Insbesondere Innerorts wäre das wichtig. Im Jahr 2022 ereigneten sich dort 70 Prozent aller Unfälle mit Personenschaden, 24 Prozent auf Landstraßen und sechs Prozent auf Autobahnen. Allerdings haben Unfälle auf Straßen außerhalb von Ortschaften unter anderem wegen der höheren Fahrgeschwindigkeiten oft schlimmere Folgen als auf innerörtlichen Straßen. Auf Landstraßen kommen weitere Risikofaktoren wie die fehlende Trennung zum Gegenverkehr, schlechte Überholmöglichkeiten oder ungeschützte Hindernisse wie Bäume neben der Fahrbahn hinzu.
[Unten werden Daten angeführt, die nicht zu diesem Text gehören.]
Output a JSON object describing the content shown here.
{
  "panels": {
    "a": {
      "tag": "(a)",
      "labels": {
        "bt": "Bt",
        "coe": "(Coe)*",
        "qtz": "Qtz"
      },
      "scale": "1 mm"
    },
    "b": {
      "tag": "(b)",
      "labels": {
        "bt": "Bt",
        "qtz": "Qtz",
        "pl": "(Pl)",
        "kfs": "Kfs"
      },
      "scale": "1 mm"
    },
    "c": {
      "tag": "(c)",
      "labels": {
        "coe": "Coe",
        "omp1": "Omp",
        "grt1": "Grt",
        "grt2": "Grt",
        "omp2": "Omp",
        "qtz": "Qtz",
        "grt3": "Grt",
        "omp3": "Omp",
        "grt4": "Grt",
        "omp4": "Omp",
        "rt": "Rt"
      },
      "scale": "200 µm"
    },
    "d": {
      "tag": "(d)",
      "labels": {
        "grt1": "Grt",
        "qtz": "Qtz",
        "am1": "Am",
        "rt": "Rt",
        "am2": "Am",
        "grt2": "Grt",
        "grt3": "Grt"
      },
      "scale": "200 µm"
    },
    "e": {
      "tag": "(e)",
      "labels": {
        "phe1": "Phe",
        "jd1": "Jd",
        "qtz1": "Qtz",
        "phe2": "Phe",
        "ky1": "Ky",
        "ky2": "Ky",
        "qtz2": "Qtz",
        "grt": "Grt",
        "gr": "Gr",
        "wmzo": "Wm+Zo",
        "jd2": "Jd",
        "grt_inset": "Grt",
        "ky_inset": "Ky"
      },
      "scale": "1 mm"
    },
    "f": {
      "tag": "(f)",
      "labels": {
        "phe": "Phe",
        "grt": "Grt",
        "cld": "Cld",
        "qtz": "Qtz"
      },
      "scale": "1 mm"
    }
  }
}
Dies zeigt auch die Zahl der Verkehrstoten: Innerorts kamen 32 Prozent der bei Unfällen im Straßenverkehr Getöteten ums Leben, auf Landstraßen waren es 57 Prozent und auf Autobahnen elf Prozent.

Größte Gefahr geht von überhöhter Geschwindigkeit aus

Eine der Hauptursachen für tödliche Unfälle auf Autobahnen und Landstraßen war überhöhte Geschwindigkeit – auch das belegen die Zahlen des Statistischen Bundesamtes. Demnach spielte überhöhte oder nicht angepasste Geschwindigkeit bei 33 Prozent aller Verkehrstoten auf Landstraßen eine Rolle. Bei den Schwerverletzten waren es 27 Prozent, also gut ein Viertel.

Auf den Autobahnen sah es ähnlich aus. Bei 39 Prozent der Verkehrstoten war überhöhte Geschwindigkeit zumindest mit ursächlich. Unter den insgesamt 252 Getöteten bei Unfällen auf Autobahnen waren 71 Insassen von Güterkraftfahrzeugen, wie Lkw, Sattelzugmaschinen oder Kleintransporter, die dagegen bei Unfällen auf Landstraßen und innerhalb von Ortschaften kaum gefährdet waren.

Ganz anders bei Radfahrern und Fußgängern. Die zählen vor allem Innerorts in die Unfallstatistik mit ein. Im Jahr 2022 starben innerorts 881 Menschen. 62 Prozent von ihnen waren mit einem Fahrrad oder zu Fuß unterwegs, mit dem Pkw fuhren dagegen nur 19 Prozent.